1.    You may recall some of the horror stories of people who have volunteered (for money) their bodies for use in testing, to end up with a brain injury or in a coma.  Some examples can be read here: https://www.theguardian.com/society/2006/mar/15/health.medicineandhealth2

2.    https://www.theguardian.com/lifeandstyle/2016/apr/22/experience-i-ran-medical-trial-that-went-wrong

Issues can also apply to drugs that have reached the clinical trial stage:

1.    https://www.abc.net.au/listen/programs/rearvision/the-risks-and-rewards-of-participating-in-clinical-trials/7195942

Of course, one of the largest recorded ethical abuses of humans for testing was in Nazi Germany in the concentration camps and also in Japan.  When you start researching the bad side of using humans for testing, there are a number of situations that certainly breach medical (and day to day) ethics.  Read more here if you want to: https://en.wikipedia.org/wiki/Unethical_human_experimentation

However, as technology develops, the use of humans in drug and product testing is becoming more accessible and ethical.

Advances in technology allow for safer studies of human volunteer studies.  Using brain imaging technology that can ‘see inside’ the brain the machines can monitor the progression and treatment of brain disease.

Human volunteers provide a significant advantage by having the ability to speak with researchers and offer additional information during the study in areas such as nutrition, substance abuse and pain management testing.

As opposed to animal testing, human volunteers that donate healthy and compromised tissues via surgery provide a more appropriate way of studying human biology and disease.
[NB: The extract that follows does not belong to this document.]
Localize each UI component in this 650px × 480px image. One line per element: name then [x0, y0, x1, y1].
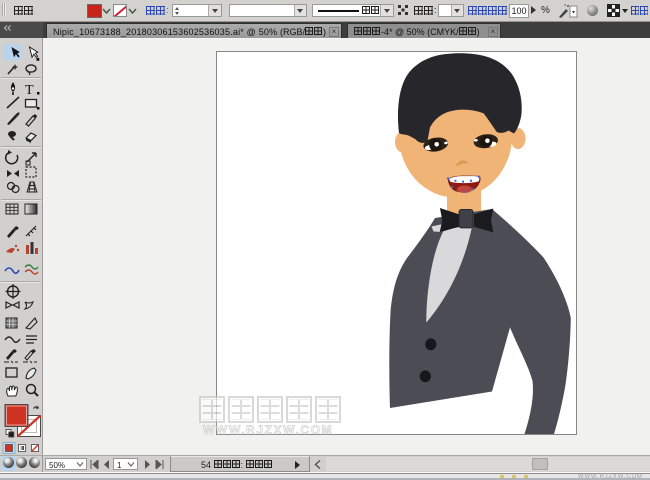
- svg-text:T: T: [25, 83, 34, 98]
For example, skin and eye models made from reconstituted human skin and other tissues have been developed to replace rabbit irritation tests.

By donating tissue, alive and deceased donors increase the number of human samples available for research and reduce the number of animal subjects needed. In the past, post-mortem brain tissue has provided important breakthroughs in understanding brain regeneration and the effects of multiple sclerosis and Parkinson’s disease

Another area of using humans is in micro-dosing. This is where very small doses of potential medicines are used in human volunteers – and can often be called ‘Phase 0 clinical trials’.  These tests enable pharmaceutical companies a way to get a look at how their drugs will behave in humans. However, a criticism is that while it produces important information it doesn’t reveal information about toxicity or toxicology and animal studies may still be required.

[1]https://www.ncbi.nlm.nih.gov/pmc/articles/PMC4594046/#:~:text=More%20than%20114%20potential%20therapies,animals%20failed%20in%20human%20trials.&text=Further%20examples%20of%20repeated%20failures,AD)%2C%20and%20inflammatory%20conditions.